Abstract

This is an amicus brief written by Professors Jim May (Widener) and Jared Goldstein (Roger Williams) on behalf of law professors in support of Respondent Riverkeeper, in a case before the U.S. Supreme Court, Entergy v. EPA, PSEG Fossil v. Riverkeeper, and Utility Water Group v. Riverkeeper, _ U.S. _, Nos. 07-588, 07-589 and 07-597, respectively. While the certified question seems improbably simple, Whether section 316(b) of the Clean Water Act, 33 U.S.C. 1326(b), authorizes the Environmental Protection Agency (EPA) to compare costs with benefits in determining the best technology available for minimizing adverse environmental impact at existing cooling water intake structures, what is at stake is much more complex and sweeping. The outcome of this case could have profoundly negative effects not only on the environmental concerns 316(b) was designed to protect, but also on the technology-based undergirding of the CWA and the rest of Environmental Law. This amicus brief examines the relevant language, structure and history of the CWA, including the role of costs in setting technology-based standards.
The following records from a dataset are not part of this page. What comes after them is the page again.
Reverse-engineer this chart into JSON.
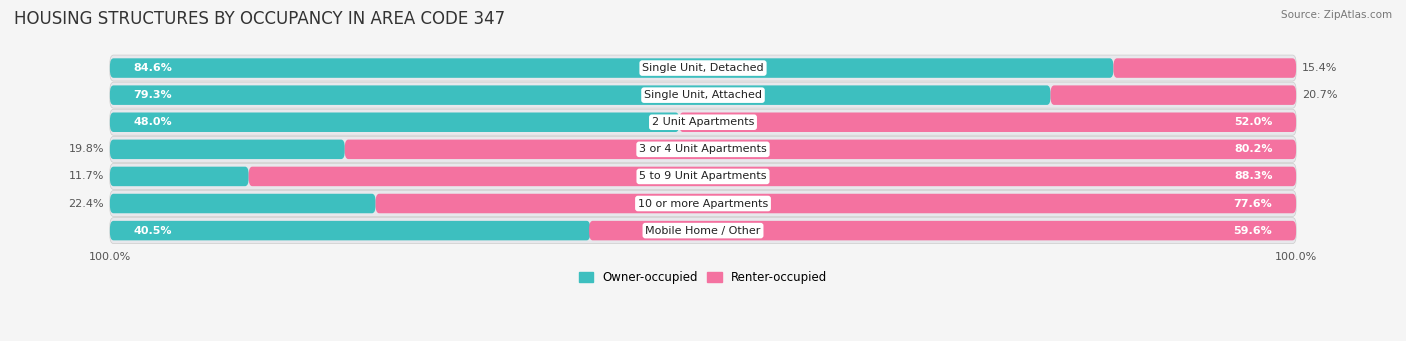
{
  "title": "HOUSING STRUCTURES BY OCCUPANCY IN AREA CODE 347",
  "source": "Source: ZipAtlas.com",
  "categories": [
    "Single Unit, Detached",
    "Single Unit, Attached",
    "2 Unit Apartments",
    "3 or 4 Unit Apartments",
    "5 to 9 Unit Apartments",
    "10 or more Apartments",
    "Mobile Home / Other"
  ],
  "owner_pct": [
    84.6,
    79.3,
    48.0,
    19.8,
    11.7,
    22.4,
    40.5
  ],
  "renter_pct": [
    15.4,
    20.7,
    52.0,
    80.2,
    88.3,
    77.6,
    59.6
  ],
  "owner_color": "#3DBFBF",
  "renter_color": "#F472A0",
  "row_bg_color": "#E8E8EC",
  "title_fontsize": 12,
  "label_fontsize": 8,
  "category_fontsize": 8,
  "legend_fontsize": 8.5,
  "source_fontsize": 7.5,
  "bg_color": "#F5F5F5"
}
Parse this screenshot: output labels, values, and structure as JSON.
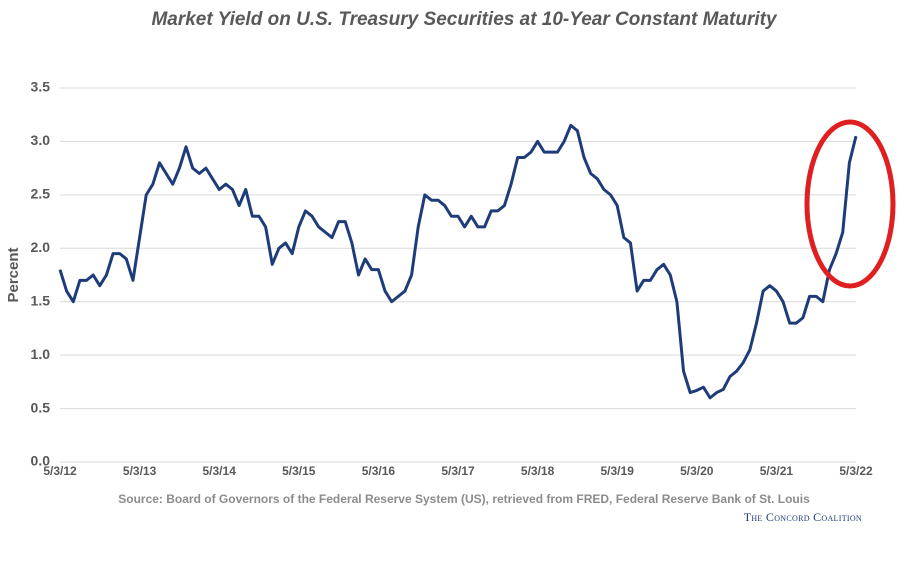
{
  "chart_data": {
    "type": "line",
    "title": "Market Yield on U.S. Treasury Securities at 10-Year Constant Maturity",
    "y_label": "Percent",
    "source": "Source: Board of Governors of the Federal Reserve System (US), retrieved from FRED, Federal Reserve Bank of St. Louis",
    "credit": "The Concord Coalition",
    "color": "#1f3c7a",
    "grid": true,
    "ylim": [
      0,
      3.5
    ],
    "yticks": [
      {
        "value": 0,
        "label": "0.0"
      },
      0.5,
      {
        "value": 1,
        "label": "1.0"
      },
      1.5,
      {
        "value": 2,
        "label": "2.0"
      },
      2.5,
      {
        "value": 3,
        "label": "3.0"
      },
      3.5
    ],
    "categories": [
      "5/3/12",
      null,
      null,
      null,
      null,
      null,
      null,
      null,
      null,
      null,
      null,
      null,
      "5/3/13",
      null,
      null,
      null,
      null,
      null,
      null,
      null,
      null,
      null,
      null,
      null,
      "5/3/14",
      null,
      null,
      null,
      null,
      null,
      null,
      null,
      null,
      null,
      null,
      null,
      "5/3/15",
      null,
      null,
      null,
      null,
      null,
      null,
      null,
      null,
      null,
      null,
      null,
      "5/3/16",
      null,
      null,
      null,
      null,
      null,
      null,
      null,
      null,
      null,
      null,
      null,
      "5/3/17",
      null,
      null,
      null,
      null,
      null,
      null,
      null,
      null,
      null,
      null,
      null,
      "5/3/18",
      null,
      null,
      null,
      null,
      null,
      null,
      null,
      null,
      null,
      null,
      null,
      "5/3/19",
      null,
      null,
      null,
      null,
      null,
      null,
      null,
      null,
      null,
      null,
      null,
      "5/3/20",
      null,
      null,
      null,
      null,
      null,
      null,
      null,
      null,
      null,
      null,
      null,
      "5/3/21",
      null,
      null,
      null,
      null,
      null,
      null,
      null,
      null,
      null,
      null,
      null,
      "5/3/22"
    ],
    "values": [
      1.8,
      1.6,
      1.5,
      1.7,
      1.7,
      1.75,
      1.65,
      1.75,
      1.95,
      1.95,
      1.9,
      1.7,
      2.1,
      2.5,
      2.6,
      2.8,
      2.7,
      2.6,
      2.75,
      2.95,
      2.75,
      2.7,
      2.75,
      2.65,
      2.55,
      2.6,
      2.55,
      2.4,
      2.55,
      2.3,
      2.3,
      2.2,
      1.85,
      2.0,
      2.05,
      1.95,
      2.2,
      2.35,
      2.3,
      2.2,
      2.15,
      2.1,
      2.25,
      2.25,
      2.05,
      1.75,
      1.9,
      1.8,
      1.8,
      1.6,
      1.5,
      1.55,
      1.6,
      1.75,
      2.2,
      2.5,
      2.45,
      2.45,
      2.4,
      2.3,
      2.3,
      2.2,
      2.3,
      2.2,
      2.2,
      2.35,
      2.35,
      2.4,
      2.6,
      2.85,
      2.85,
      2.9,
      3.0,
      2.9,
      2.9,
      2.9,
      3.0,
      3.15,
      3.1,
      2.85,
      2.7,
      2.65,
      2.55,
      2.5,
      2.4,
      2.1,
      2.05,
      1.6,
      1.7,
      1.7,
      1.8,
      1.85,
      1.75,
      1.5,
      0.85,
      0.65,
      0.67,
      0.7,
      0.6,
      0.65,
      0.68,
      0.8,
      0.85,
      0.93,
      1.05,
      1.3,
      1.6,
      1.65,
      1.6,
      1.5,
      1.3,
      1.3,
      1.35,
      1.55,
      1.55,
      1.5,
      1.8,
      1.95,
      2.15,
      2.8,
      3.05
    ]
  }
}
The history of water pollution regulation before 1972 demonstrates that Congress wisely chose to meet water quality standards by adopting performance-based standards based on technological capabilities rather than balancing costs and benefits based on water quality impacts. Experience under the Clean Water Act vindicates Congress's choice: the technology-based standards adopted under the Clean Water Act have produced significant environmental benefits without causing economic disruption or absurd results.